Ce que Poutine avait dit à Tucker Carlson
L'entretien, diffusé le 8 février 2024, a duré plus de deux heures. Le président russe y a consacré la première demi-heure à un exposé historique commençant en 862 avec Riourik, passant par la christianisation de 988 et les partages de la Pologne, pour conclure que l'Ukraine serait une construction artificielle sans existence nationale propre. C'était la première fois depuis le début de la guerre qu'il s'exprimait aussi longuement devant un journaliste occidental.
Cette méthode a un nom en science politique : la légitimation par l'antériorité. Elle consiste à faire trancher une frontière contemporaine par une carte ancienne. Elle est commode parce qu'on trouve toujours une époque où le territoire convoité appartenait à quelqu'un d'autre.
L'argument qui, lui, tient debout
Il existe une réponse en une ligne à l'exposé historique de Poutine, et elle est de 1994. Cette année-là, à Budapest, la Russie, les États-Unis et le Royaume-Uni ont garanti l'intégrité territoriale et les frontières existantes de l'Ukraine en échange de l'abandon par Kiev de l'arsenal nucléaire soviétique stationné sur son sol, le troisième du monde à l'époque. Ce document est signé par Moscou, il date d'il y a trente ans et non de mille, et il ne demande aucune connaissance de la dynastie des Riourikides pour être compris. L'Ukraine a rendu les ogives, la Russie a repris la Crimée vingt ans plus tard. Voilà l'objection sérieuse, et elle n'a jamais reçu de réponse.
Une prise de position qui n'engageait que lui
Elbegdorj n'était plus au pouvoir depuis 2017 et parlait en son nom. La distinction compte, parce que la Mongolie a peu de marge. Trois millions et demi d'habitants, enclavés entre la Russie et la Chine, une dépendance quasi totale à la Russie pour les produits pétroliers et une partie de l'électricité. Oulan-Bator a maintenu une ligne officielle prudente pendant que son ancien président tweetait.
Sa position n'était pas nouvelle. En février 2023, il appelait déjà les démocraties à se rassembler pour déclarer que la liberté n'est pas négociable et à livrer à l'Ukraine les armes nécessaires. Le Figaro l'avait rappelé, le Huffington Post et 20 Minutes ont relayé l'épisode des cartes.
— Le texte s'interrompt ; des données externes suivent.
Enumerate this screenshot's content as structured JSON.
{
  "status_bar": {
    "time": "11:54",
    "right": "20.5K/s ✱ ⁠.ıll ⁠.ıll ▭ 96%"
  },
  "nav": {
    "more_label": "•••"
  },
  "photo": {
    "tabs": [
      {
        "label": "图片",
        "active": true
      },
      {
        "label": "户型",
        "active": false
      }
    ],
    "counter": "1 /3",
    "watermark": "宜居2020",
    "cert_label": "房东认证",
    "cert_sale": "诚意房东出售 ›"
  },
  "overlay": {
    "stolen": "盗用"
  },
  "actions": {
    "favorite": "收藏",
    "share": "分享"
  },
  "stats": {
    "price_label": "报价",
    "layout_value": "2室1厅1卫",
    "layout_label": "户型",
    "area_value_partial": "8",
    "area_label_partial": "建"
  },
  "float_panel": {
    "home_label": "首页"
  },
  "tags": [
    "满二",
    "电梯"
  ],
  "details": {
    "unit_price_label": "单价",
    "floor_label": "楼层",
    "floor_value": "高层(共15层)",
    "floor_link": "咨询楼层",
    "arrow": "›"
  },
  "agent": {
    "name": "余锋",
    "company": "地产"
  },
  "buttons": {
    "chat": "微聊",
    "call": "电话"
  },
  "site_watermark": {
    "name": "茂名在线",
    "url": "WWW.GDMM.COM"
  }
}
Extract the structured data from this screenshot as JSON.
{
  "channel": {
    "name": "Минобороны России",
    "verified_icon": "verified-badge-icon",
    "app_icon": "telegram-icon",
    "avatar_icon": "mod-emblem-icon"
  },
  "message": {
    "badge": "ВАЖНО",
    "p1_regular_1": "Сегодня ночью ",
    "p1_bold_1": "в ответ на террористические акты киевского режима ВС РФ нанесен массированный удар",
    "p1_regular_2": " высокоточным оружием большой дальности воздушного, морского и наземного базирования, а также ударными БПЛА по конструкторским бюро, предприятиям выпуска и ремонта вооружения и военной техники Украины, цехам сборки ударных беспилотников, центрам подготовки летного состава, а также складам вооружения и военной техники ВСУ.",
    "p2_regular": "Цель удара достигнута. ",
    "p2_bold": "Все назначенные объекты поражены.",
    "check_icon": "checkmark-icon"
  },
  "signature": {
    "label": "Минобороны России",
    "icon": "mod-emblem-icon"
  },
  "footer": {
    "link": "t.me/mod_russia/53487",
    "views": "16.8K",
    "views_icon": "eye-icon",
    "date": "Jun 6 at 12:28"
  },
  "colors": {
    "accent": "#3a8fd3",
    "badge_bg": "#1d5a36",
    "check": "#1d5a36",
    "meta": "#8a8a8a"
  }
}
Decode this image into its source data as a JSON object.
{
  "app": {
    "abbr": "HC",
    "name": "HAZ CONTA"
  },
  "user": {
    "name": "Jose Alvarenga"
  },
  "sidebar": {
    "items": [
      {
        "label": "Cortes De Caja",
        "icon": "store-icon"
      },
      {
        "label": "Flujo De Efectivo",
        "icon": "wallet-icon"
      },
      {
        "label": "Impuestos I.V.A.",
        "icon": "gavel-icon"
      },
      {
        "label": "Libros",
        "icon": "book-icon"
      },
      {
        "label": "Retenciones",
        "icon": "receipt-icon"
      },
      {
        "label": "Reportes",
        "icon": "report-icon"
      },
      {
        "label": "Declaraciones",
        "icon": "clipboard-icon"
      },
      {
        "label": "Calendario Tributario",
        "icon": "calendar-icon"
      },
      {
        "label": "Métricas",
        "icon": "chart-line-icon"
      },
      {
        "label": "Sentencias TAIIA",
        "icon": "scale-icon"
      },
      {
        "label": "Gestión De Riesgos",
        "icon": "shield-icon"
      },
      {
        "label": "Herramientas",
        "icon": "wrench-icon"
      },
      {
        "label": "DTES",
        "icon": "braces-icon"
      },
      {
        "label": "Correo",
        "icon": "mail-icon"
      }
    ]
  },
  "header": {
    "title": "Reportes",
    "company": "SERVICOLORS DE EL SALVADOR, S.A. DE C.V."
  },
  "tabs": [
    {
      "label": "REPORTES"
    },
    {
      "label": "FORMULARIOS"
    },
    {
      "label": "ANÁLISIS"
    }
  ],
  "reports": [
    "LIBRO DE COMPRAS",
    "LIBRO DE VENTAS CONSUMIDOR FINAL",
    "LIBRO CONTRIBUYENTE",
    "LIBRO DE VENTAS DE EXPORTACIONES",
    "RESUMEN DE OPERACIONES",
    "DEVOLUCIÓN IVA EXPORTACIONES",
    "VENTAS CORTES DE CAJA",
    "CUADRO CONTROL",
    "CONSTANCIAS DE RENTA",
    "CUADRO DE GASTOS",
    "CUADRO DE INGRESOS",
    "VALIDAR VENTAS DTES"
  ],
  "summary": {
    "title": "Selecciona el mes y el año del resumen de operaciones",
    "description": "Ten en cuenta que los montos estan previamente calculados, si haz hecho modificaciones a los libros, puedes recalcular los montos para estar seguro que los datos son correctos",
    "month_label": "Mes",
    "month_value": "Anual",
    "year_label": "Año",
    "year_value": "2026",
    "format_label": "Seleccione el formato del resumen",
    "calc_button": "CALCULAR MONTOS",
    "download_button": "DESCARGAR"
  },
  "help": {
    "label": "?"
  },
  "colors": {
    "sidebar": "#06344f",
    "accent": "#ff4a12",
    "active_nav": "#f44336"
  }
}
Le récit historique comme arme
La séquence dit surtout à quel point le récit historique est devenu une arme de guerre à part entière. Poutine y consacre des discours entiers depuis son article de juillet 2021 sur l'unité des Russes et des Ukrainiens. Les réponses les plus efficaces, jusqu'ici, ont été celles qui refusaient le débat sur le IXe siècle pour ramener la discussion sur des textes que la Russie a elle-même signés. La carte mongole fait rire. Le mémorandum de Budapest fait mal.